13-16 June 2016
16 Seats ( SOLD OUT )
4200$ CAD before May 1,
5000$ CAD after.
This four-day course contains a thorough introduction to static reverse engineering, the act of deriving meaning from assembly language code simply by reading it. The target audience is those who primarily employ dynamic reverse engineering, and/or for those who are more comfortable with Hex-Rays than an ordinary disassembly listing. The course has been heavily classroom-tested, having been taught over two dozen times. New in 2016, the material has been modernized and re-created from scratch.
As the title implies, this course is about analyzing software systems without executing them, as though one was reading a novel. Starting from the basic letters (assembly language instructions), words (basic blocks) are constructed; from there sentences (functions) may be put together. These are organized into paragraphs (modules) which, taken together, form the bulk of chapters (executable objects). Finally, a collection of chapters makes up a book (software system).
The course begins by systematically examining the process of compiling C code into assembly language, and how to manually decompile assembly language back into C. All of these examples come from real-world binaries. Prior experience teaching this course shows that this gives students a good grounding in reading assembly language. Understanding the structure of a sentence is not enough to understand its actual meaning, or that understanding one sentence is not enough to understand a paragraph, etc. Decompilation is therefore not enough: the human analyst needs techniques to comprehend the code that he or she is seeing. We will thus proceed with techniques to derive semantic meaning from assembly code.
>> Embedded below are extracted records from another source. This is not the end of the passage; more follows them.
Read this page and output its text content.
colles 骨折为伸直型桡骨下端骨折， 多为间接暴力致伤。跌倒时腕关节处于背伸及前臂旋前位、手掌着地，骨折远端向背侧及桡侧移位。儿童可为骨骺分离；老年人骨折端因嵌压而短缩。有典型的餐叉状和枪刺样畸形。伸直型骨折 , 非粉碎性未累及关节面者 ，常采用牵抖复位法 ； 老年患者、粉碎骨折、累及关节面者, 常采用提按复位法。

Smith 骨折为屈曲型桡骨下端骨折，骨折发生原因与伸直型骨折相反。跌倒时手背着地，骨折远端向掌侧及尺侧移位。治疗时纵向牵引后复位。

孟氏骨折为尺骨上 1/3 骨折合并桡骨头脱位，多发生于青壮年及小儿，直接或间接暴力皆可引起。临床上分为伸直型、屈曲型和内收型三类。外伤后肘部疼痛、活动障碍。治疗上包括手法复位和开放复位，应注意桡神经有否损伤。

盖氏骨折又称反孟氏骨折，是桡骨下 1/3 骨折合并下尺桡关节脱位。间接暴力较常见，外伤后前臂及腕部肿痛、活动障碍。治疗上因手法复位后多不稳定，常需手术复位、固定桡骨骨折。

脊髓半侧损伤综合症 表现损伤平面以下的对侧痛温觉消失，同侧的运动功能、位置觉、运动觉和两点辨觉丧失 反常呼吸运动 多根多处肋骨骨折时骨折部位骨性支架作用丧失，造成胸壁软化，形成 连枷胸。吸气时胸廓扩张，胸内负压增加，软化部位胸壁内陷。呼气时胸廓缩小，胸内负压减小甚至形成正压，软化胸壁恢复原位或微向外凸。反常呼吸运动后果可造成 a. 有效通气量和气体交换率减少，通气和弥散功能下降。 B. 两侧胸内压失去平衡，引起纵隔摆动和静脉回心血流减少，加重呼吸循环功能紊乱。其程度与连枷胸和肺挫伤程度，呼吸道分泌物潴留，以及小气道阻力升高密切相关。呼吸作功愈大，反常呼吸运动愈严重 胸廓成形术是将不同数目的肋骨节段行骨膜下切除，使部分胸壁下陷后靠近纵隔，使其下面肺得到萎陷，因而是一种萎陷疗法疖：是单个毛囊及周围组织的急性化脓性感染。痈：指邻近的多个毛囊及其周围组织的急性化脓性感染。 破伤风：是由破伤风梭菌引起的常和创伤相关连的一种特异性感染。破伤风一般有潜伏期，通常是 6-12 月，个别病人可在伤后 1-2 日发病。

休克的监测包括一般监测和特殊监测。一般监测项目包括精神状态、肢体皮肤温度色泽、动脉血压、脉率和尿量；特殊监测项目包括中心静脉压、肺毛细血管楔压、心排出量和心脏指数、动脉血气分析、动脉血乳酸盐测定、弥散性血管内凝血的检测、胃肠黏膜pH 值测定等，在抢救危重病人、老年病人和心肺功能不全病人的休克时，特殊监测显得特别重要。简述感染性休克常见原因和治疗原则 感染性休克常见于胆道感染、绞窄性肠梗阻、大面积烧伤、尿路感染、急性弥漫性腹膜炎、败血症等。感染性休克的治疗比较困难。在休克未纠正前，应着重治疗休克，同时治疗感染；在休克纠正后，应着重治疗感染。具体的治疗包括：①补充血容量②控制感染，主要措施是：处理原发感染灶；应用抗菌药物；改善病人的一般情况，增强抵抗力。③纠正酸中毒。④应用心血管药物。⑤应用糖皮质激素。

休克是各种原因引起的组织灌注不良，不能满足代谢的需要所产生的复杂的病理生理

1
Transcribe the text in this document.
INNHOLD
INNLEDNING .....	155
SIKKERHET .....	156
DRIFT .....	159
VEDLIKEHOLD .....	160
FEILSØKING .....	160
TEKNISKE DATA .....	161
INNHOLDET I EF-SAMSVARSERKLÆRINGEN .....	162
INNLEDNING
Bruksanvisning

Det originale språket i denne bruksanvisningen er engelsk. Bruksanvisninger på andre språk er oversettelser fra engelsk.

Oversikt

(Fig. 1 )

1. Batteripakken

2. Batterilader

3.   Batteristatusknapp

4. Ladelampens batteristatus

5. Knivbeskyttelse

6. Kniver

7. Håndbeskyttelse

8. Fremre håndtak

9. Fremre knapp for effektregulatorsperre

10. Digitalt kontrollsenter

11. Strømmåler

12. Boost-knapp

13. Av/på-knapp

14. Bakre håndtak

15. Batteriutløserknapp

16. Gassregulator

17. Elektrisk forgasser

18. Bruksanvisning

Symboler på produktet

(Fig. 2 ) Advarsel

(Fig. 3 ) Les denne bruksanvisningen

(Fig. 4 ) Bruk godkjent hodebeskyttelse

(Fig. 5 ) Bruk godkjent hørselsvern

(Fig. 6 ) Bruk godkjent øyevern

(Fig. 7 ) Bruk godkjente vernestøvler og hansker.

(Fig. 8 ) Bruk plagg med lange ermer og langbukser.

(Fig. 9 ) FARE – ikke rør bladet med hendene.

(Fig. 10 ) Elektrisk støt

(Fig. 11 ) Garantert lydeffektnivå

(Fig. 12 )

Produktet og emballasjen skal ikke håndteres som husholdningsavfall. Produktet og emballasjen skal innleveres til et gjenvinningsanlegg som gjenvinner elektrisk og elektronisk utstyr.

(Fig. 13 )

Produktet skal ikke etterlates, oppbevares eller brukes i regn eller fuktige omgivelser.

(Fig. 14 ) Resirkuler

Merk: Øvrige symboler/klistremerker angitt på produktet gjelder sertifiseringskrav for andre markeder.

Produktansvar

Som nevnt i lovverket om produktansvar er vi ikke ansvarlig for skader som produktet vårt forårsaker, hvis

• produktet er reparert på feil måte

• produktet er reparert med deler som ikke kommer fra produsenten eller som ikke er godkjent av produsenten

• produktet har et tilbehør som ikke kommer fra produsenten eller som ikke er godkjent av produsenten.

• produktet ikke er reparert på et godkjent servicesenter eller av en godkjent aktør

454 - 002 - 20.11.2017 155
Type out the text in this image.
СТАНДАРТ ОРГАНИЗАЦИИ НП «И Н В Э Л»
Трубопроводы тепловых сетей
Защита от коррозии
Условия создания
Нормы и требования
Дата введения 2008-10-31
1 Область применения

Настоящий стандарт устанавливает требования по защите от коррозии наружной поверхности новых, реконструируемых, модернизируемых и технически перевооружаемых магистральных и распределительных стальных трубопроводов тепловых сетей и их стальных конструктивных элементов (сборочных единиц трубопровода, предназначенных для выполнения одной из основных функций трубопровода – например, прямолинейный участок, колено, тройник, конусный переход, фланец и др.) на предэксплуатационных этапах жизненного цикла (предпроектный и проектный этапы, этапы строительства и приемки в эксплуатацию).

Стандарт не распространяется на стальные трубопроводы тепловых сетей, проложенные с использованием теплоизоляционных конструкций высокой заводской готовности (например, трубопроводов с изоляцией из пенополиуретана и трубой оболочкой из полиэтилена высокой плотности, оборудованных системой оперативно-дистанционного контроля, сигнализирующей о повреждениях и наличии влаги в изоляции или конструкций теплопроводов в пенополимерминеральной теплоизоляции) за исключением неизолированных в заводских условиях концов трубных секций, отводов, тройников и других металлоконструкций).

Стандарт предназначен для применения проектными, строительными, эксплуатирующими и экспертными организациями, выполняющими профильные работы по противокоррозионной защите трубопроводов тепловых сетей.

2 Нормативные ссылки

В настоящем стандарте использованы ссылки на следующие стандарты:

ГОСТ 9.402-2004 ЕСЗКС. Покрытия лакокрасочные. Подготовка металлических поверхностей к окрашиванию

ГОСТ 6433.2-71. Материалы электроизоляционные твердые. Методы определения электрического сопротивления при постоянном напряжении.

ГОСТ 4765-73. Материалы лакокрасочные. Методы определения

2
With the above in hand, we are prepared to statically analyze any C-compiled binary of our choosing, and we shall spend the rest of the class reverse engineering binaries both in live and individual sessions. These binaries will consist of live malware, but it needs to be stressed that this is not a course on malware specifically: it is a course on reverse engineering in general, and its techniques are applicable to all sub-fields thereof (e.g. malware, security, interoperability). The course is not “advanced” so much as it treats what might be considered “the basics” systematically. Attendees who are already intimately familiar with the compilation process and the art of static reverse engineering would be well-advised to instead pursue one of Recon’s other excellent offerings.
A laptop with IDA Pro installed on it (any recent version will do); a firm grasp of the English language; exposure to x86 assembly language is assumed (it will be briefly reviewed, but not treated in depth).
Rolf Rolles has 19 years of experience reverse engineering, spanning the areas of malware analysis, vulnerability analysis, exploit development, reverse engineering tool development, and professional education. He specializes in static reverse engineering, deobfuscation, and static program analysis. Rolf created and moderates the Reverse Engineering Reddit. These days, he runs Möbius Strip Reverse Engineering, offering consulting services and training classes. He obtained his B.A. in pure mathematics from New College of Florida in 2005.